While Netanyahu's public timeline only goes back a few weeks, his Facebook activity has been getting him in trouble for years. In 2011, when he was doing his mandatory military service in the Israel Defense Forces Spokesperson's Unit, Netanyahu complained on the social media platform that soldiers need to do weekend duty "because of those damned Palestinians." After a report that criticized his mother, he wrote: "I hate the damned media." After that post, his Facebook page was temporarily deleted.

But by 2015, according to Hebrew reports, Netanyahu was helping to steer his father's media strategy in the national elections. With the help of a last-minute social media campaign — including the controversial Facebook warning that the Arabs were voting "in droves" — Binyamin Netanyahu defied the polls and held on to his seat.

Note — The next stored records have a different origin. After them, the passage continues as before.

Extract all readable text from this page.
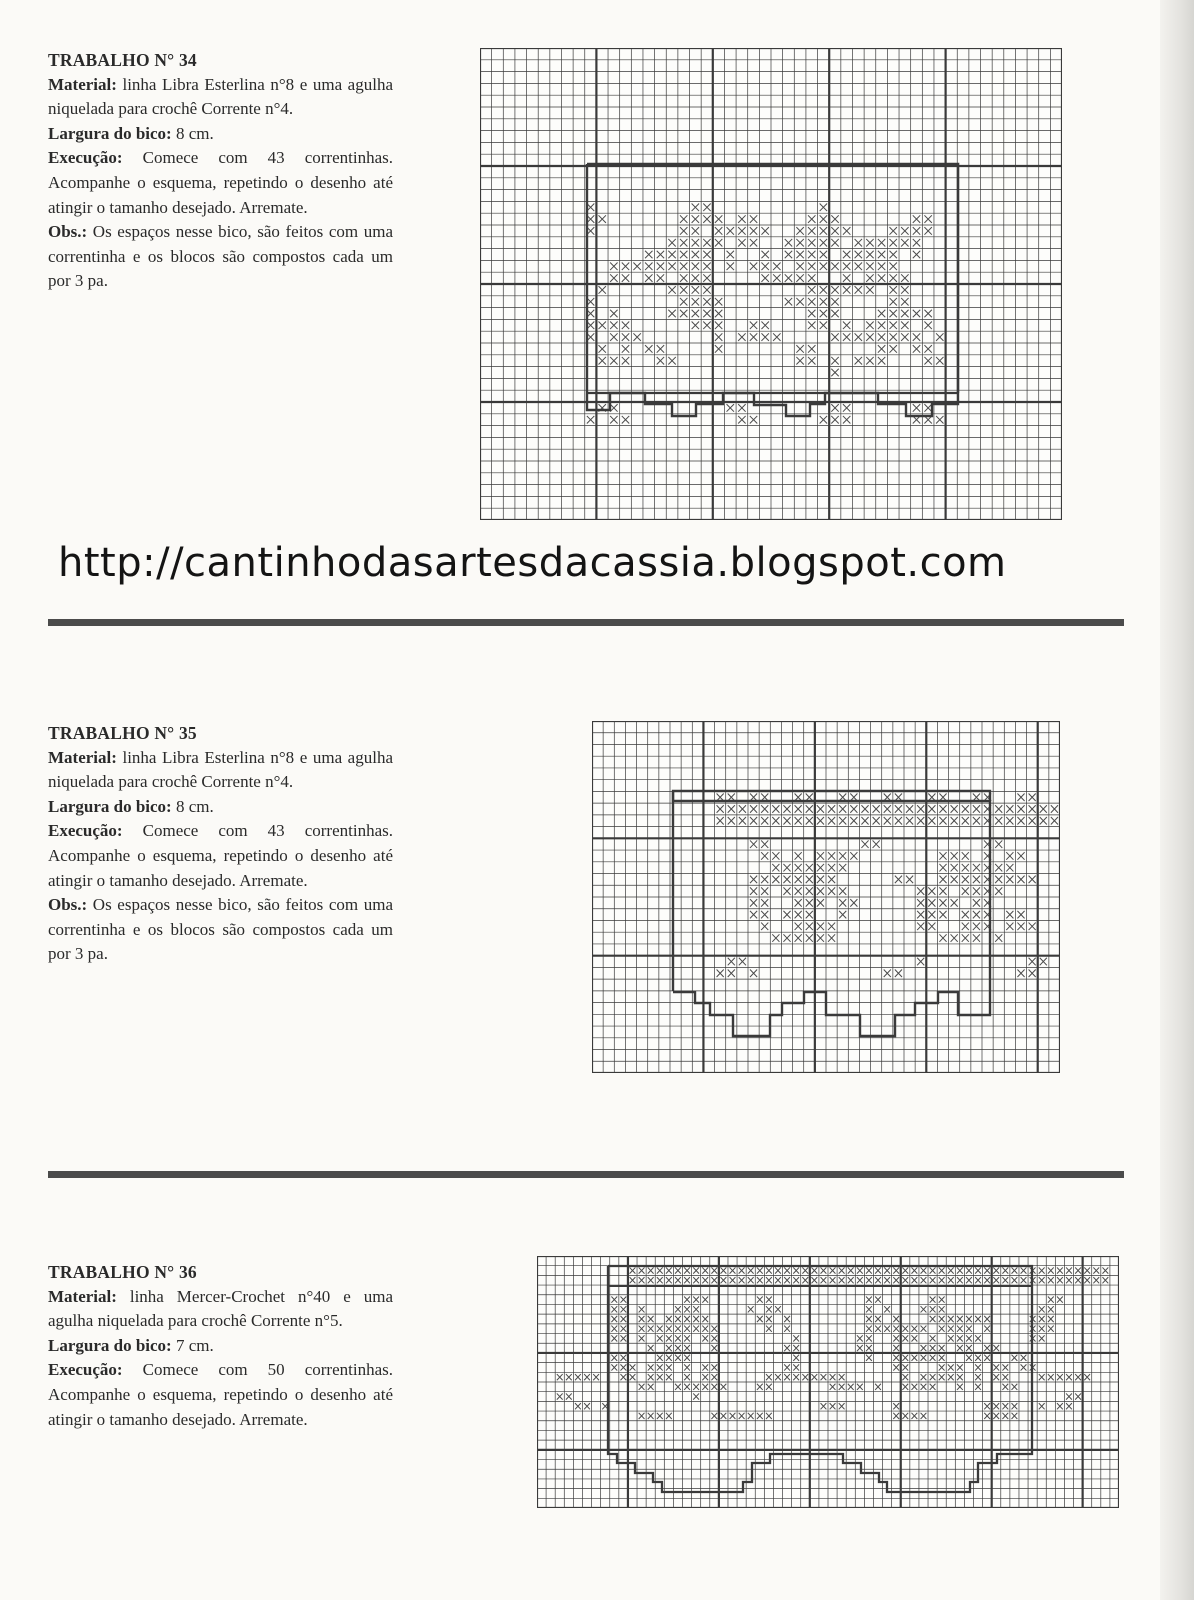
TRABALHO N° 34

Material: linha Libra Esterlina n°8 e uma agulha niquelada para crochê Corrente n°4.

Largura do bico: 8 cm.

Execução: Comece com 43 correntinhas. Acompanhe o esquema, repetindo o desenho até atingir o tamanho desejado. Arremate.

Obs.: Os espaços nesse bico, são feitos com uma correntinha e os blocos são compostos cada um por 3 pa.

http://cantinhodasartesdacassia.blogspot.com
TRABALHO N° 35

Material: linha Libra Esterlina n°8 e uma agulha niquelada para crochê Corrente n°4.

Largura do bico: 8 cm.

Execução: Comece com 43 correntinhas. Acompanhe o esquema, repetindo o desenho até atingir o tamanho desejado. Arremate.

Obs.: Os espaços nesse bico, são feitos com uma correntinha e os blocos são compostos cada um por 3 pa.

TRABALHO N° 36

Material: linha Mercer-Crochet n°40 e uma agulha niquelada para crochê Corrente n°5.

Largura do bico: 7 cm.

Execução: Comece com 50 correntinhas. Acompanhe o esquema, repetindo o desenho até atingir o tamanho desejado. Arremate.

Since then, Yair Netanyahu's influence with his father has reportedly grown. The media have lately made much of the sway he and his mother, Sara Netanyahu, allegedly hold over the prime minister.

For his part, the prime minister has often complained about the media's unforgiving coverage of his wife and two sons, recently railing against "fake news" and "leftists." At a rally last week in Tel Aviv, he called the corruption investigations that threaten to oust him from power "an obsessive witch-hunt against me and my family." But in a leaked statement Wednesday from sources close to Binyamin Netanyahu, the prime minister distanced himself from his son's statement, saying, "Yair is an adult and his views are his alone."